About environments

An environment is an isolated group of agent nodes that a primary server can serve with its own main manifest and set of modules. For example, you can use environments to set up scratch nodes for testing before rolling out changes to production, or to divide a site by types of hardware.

Related topics: main manifests, module paths.

Look up which environment a node is in

If you need to determine which environment a certain node is part of, look it up using the puppet node find command.

To look up which environment a node is in, run puppet node find <node> on the Puppet Server host node, replacing <node> with the node's exact name.
Alternatively, run puppet node find <node> --render_as json | jq .environment to render the output as JSON and return only the environment name.
Note: The node name must exactly match the name in the node's certificate, including capitalization. By default, a node's name is its fully qualified domain name, but the node's name can be changed by using the certname and node_name_value settings on the node itself.

Access environment name in manifests

If you want to share code across environments, use the $environment variable in your manifests.

To get the name of the current environment:

  1. Use the $environment variable, which is set by the primary server.

Environment scenarios

The main uses for environments fall into three categories: permanent test environments, temporary test environments, and divided infrastructure.

Permanent test environments

In a permanent test environment, there is a stable group of test nodes where all changes must succeed before they can be merged into the production code. The test nodes are a smaller version of the whole production infrastructure. They are either short-lived cloud instances or longer-lived virtual machines (VMs) in a private cloud. These nodes stay in the test environment for their whole lifespan.

Temporary test environments

In a temporary test environment, you can test a single change or group of changes by checking the changes out of version control into the $codedir/environments directory, where it is detected as a new environment. A temporary test environment can either have a descriptive name or use the commit ID from the version that it is based on. Temporary environments are good for testing individual changes, especially if you need to iterate quickly while developing them. When you’re done with a temporary environment, you can delete it. The nodes in a temporary environment are short-lived cloud instances or VMs, which are destroyed when the environment ends.

Divided infrastructure

If parts of your infrastructure are managed by different teams that do not need to coordinate their code, you can split them into environments.

Environments limitations

Environments have limitations, including leakage and conflicts with exported resources.

Plugins can leak between environments

Environment leakage occurs when different versions of Ruby files, such as resource types, exist in multiple environments. When these files are loaded on the primary server, the first version loaded is treated as global. Subsequent requests in other environments get that first loaded version. Environment leakage does not affect the agent, as agents are only in one environment at any given time. For more information, see below for troubleshooting environment leakage.
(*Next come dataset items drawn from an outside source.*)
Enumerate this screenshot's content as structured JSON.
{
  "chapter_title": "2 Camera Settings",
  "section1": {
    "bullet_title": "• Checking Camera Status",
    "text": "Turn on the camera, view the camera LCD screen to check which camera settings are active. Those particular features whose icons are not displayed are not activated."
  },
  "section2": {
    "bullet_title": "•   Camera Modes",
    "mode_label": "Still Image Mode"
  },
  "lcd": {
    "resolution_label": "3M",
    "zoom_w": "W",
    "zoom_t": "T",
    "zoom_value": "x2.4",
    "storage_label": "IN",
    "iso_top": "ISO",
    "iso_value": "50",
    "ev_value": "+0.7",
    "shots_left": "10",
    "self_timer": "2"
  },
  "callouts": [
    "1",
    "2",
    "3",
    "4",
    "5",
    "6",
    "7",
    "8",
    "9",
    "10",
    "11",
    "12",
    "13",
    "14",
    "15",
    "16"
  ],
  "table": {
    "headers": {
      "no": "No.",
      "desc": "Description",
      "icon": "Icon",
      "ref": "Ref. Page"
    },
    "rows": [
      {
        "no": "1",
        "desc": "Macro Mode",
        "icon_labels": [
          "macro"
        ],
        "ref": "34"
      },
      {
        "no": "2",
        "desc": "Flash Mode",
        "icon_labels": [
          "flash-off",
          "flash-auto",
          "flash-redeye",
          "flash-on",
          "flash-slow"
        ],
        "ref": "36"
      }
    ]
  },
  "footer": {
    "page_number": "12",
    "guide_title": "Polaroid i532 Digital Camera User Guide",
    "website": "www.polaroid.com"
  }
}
Exported resources can conflict or cross over

Nodes in one environment can collect resources that were exported from another environment, which causes problems — either a compilation error due to identically titled resources, or creation and management of unintended resources. The solution is to run separate primary servers for each environment if you use exported resources.

Troubleshoot environment leakage

Environment leakage is one of the limitations of environments.

Use one of the following methods to avoid environmental leakage:
  • For resource types, you can avoid environment leaks with the the puppet generate types command as described in environment isolation documentation. This command generates resource type metadata files to ensure that each environment uses the right version of each type.

  • This issue occurs only with the Puppet::Parser::Functions API. To fix this, rewrite functions with the modern functions API, which is not affected by environment leakage. You can include helper code in the function definition, but if helper code is more complex, package it as a gem and install for all environments.

  • Report processors and indirector termini are still affected by this problem, so put them in your global Ruby directories rather than in your environments. If they are in your environments, you must ensure they all have the same content.